No que respeita, por um lado, ao modo de apresentação dos anúncios, o direito da União obriga a que a exibição dos anúncios na Internet seja transparente, de maneira a permitir que um utilizador normalmente informado e razoavelmente atento distinga facilmente as ofertas provenientes do operador do sítio Internet das de vendedores terceiros ativos no sítio de comércio eletrónico. Ora, o Tribunal de Justiça considera que o recurso pelo operador a um modo de apresentação uniforme das ofertas publicadas, exibindo em simultâneo os seus próprios anúncios e os anúncios de vendedores terceiros e apresentando o seu próprio logótipo de distribuidor de prestígio tanto no seu sítio Internet como em todos esses anúncios, é suscetível de tornar difícil essa distinção e de dar assim a impressão de que é o operador que comercializa, em seu nome e por conta própria, os produtos colocados à venda por esses vendedores terceiros.
Por outro lado, a natureza e a diversidade dos serviços prestados pelo operador de um sítio de comércio eletrónico aos vendedores, nomeadamente os que consistem no armazenamento, na expedição e na gestão das devoluções dos referidos produtos, também podem dar a impressão, a um utilizador normalmente informado e razoavelmente atento, de que esses produtos são comercializados pelo operador, e assim criar um nexo, aos olhos desses utilizadores, entre estes serviços e os sinais que figuram nesses produtos e nos anúncios de vendedores terceiros.

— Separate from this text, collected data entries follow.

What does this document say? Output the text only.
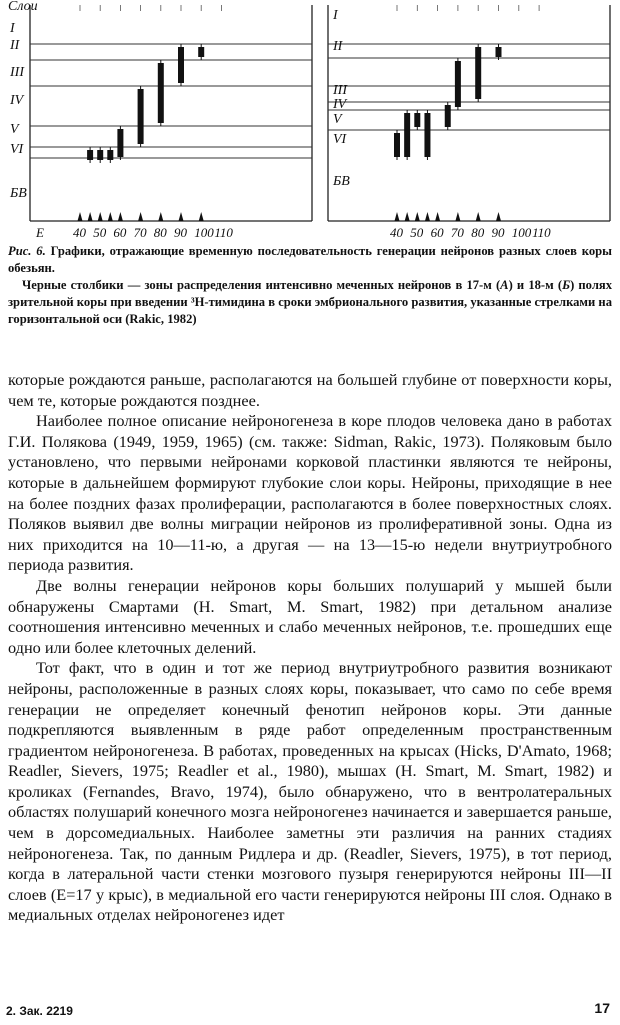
I
II
III
IV
V
VI
БВ
Слои
E 40 50 60 70 80 90 100 110
I
II
III
IV
V
VI
БВ
40 50 60 70 80 90 100 110
Рис. 6. Графики, отражающие временную последовательность генерации нейронов разных слоев коры обезьян.
Черные столбики — зоны распределения интенсивно меченных нейронов в 17-м (А) и 18-м (Б) полях зрительной коры при введении ³Н-тимидина в сроки эмбрионального развития, указанные стрелками на горизонтальной оси (Rakic, 1982)

которые рождаются раньше, располагаются на большей глубине от поверхности коры, чем те, которые рождаются позднее.

Наиболее полное описание нейроногенеза в коре плодов человека дано в работах Г.И. Полякова (1949, 1959, 1965) (см. также: Sidman, Rakic, 1973). Поляковым было установлено, что первыми нейронами корковой пластинки являются те нейроны, которые в дальнейшем формируют глубокие слои коры. Нейроны, приходящие в нее на более поздних фазах пролиферации, располагаются в более поверхностных слоях. Поляков выявил две волны миграции нейронов из пролиферативной зоны. Одна из них приходится на 10—11-ю, а другая — на 13—15-ю недели внутриутробного периода развития.

Две волны генерации нейронов коры больших полушарий у мышей были обнаружены Смартами (H. Smart, M. Smart, 1982) при детальном анализе соотношения интенсивно меченных и слабо меченных нейронов, т.е. прошедших еще одно или более клеточных делений.

Тот факт, что в один и тот же период внутриутробного развития возникают нейроны, расположенные в разных слоях коры, показывает, что само по себе время генерации не определяет конечный фенотип нейронов коры. Эти данные подкрепляются выявленным в ряде работ определенным пространственным градиентом нейроногенеза. В работах, проведенных на крысах (Hicks, D'Amato, 1968; Readler, Sievers, 1975; Readler et al., 1980), мышах (H. Smart, M. Smart, 1982) и кроликах (Fernandes, Bravo, 1974), было обнаружено, что в вентролатеральных областях полушарий конечного мозга нейроногенез начинается и завершается раньше, чем в дорсомедиальных. Наиболее заметны эти различия на ранних стадиях нейроногенеза. Так, по данным Ридлера и др. (Readler, Sievers, 1975), в тот период, когда в латеральной части стенки мозгового пузыря генерируются нейроны III—II слоев (E=17 у крыс), в медиальной его части генерируются нейроны III слоя. Однако в медиальных отделах нейроногенез идет

2. Зак. 2219	17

Em conclusão, o Tribunal de Justiça declara que o operador de um sítio Internet de vendas em linha que integra, para além das suas próprias ofertas de venda, um sítio de comércio eletrónico, é suscetível de ser considerado, ele próprio, utilizador de um sinal idêntico a uma marca da União Europeia de outrem para produtos idênticos àqueles para os quais esta marca está registada quando vendedores terceiros coloquem à venda, nesse sítio de comércio, sem o consentimento do titular da referida marca, esse tipo de produtos que ostentem esse sinal, se um utilizador normalmente informado e razoavelmente atento desse sítio estabelecer um nexo entre os serviços desse operador e o sinal em questão, o que sucede nomeadamente quando, atendendo a todos os elementos que caracterizam a situação em causa, semelhante utilizador possa ter a impressão de que é o referido operador que comercializa, ele próprio, em seu nome e por conta própria, os produtos que ostentam o referido sinal. O Tribunal de Justiça acrescenta que são pertinentes a este respeito:
• o facto de esse operador recorrer a um modo de apresentação uniforme das ofertas publicadas no seu sítio Internet, exibindo em simultâneo os anúncios relativos aos produtos que vende em seu nome e por conta própria e os anúncios relativos aos produtos colocados à venda por vendedores terceiros no referido sítio de comércio,
• o facto de exibir o seu próprio logótipo de distribuidor de prestígio em todos esses anúncios,
• e o facto de oferecer a vendedores terceiros, no âmbito da comercialização dos produtos que ostentam o sinal em causa, serviços complementares que consistem nomeadamente no armazenamento e na expedição desses produtos.